It can take years to learn to read, don't worry about it. She sounds totally normal.
Do you mean she's learning with a phonics based system but the books she is being given for reading aren't decodable with the sounds she's done? That's normal because phonics is fairly new and there is no reason for schools to throw away hundreds of perfectly good books just to replace them with phonics readers. It is a bit of a pain and would be better if all children had access to phonics readers, but it wouldn't be practical/sensible, so you have to make do.
What you can do is a couple of things. First practice blending with her where you really draw out the phonics sound (e.g. sssss like a snake, not suh, like someone else said) on words where this works well e.g. sssssssuuuuuuuuuunnnnnnnn - ssssssssssuuuuuuuu, uuuuuuuuuuunnnnnnnnnn, suuuuuun, sun.
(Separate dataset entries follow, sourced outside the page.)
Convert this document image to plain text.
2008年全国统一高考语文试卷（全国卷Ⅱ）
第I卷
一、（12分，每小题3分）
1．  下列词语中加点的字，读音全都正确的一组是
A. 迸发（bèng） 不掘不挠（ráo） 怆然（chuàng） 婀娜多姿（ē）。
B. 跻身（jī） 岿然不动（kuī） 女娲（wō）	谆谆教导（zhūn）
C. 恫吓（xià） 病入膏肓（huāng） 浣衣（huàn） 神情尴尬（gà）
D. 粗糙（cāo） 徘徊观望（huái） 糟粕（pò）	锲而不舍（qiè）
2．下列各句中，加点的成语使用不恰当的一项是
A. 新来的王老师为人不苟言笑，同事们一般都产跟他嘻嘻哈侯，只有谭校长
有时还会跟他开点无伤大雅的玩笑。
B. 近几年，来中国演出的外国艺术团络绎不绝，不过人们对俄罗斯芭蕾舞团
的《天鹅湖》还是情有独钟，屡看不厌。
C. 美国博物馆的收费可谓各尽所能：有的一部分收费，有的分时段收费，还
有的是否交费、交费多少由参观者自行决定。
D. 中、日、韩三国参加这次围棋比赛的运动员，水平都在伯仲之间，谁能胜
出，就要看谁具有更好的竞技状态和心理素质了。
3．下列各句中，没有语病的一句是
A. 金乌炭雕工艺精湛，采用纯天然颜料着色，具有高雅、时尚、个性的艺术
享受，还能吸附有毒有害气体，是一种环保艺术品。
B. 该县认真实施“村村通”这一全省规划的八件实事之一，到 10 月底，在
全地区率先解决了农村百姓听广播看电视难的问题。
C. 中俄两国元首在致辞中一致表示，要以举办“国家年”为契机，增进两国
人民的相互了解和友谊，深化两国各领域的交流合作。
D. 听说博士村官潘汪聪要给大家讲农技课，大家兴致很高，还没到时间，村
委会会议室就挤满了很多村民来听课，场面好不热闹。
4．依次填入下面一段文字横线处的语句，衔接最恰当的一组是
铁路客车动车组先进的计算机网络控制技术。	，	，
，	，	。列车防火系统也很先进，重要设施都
There are lots of blending activities online you can look at (check accent because many are American, they also classify vowels differently, so cross check with the phonics system your school is using.) The fact she's able to write words down by sounding them out is great, try getting her to sound out what she's written so doing it backwards.
Next when you read with her, whenever you come across a word she hasn't learned that spelling of the sound yet you should say "This is a tricky word, let's do it together." Cover up the word with your thumb revealing just the first sound(s) so she can sound this out, then add the "tricky" sound yourself and let her put them together. Some "tricky" words are high frequency meaning they come up so much children tend to learn them as sight words so they aren't held back. These will be words like she, then, the, all.
Are her other languages using the Latin alphabet too? If so this can cause a bit of a crossover with multilingual children. If she mistakes an English letter for the sound it makes in another language, you can say "That's right, w makes vvvv in German, but in English it makes the sound www, remember? So not vet, but..." If her other languages are more phonetic it's worth concentrating on English first, I found DS1 then transferred this knowledge and could instantly read in German with no effort from me.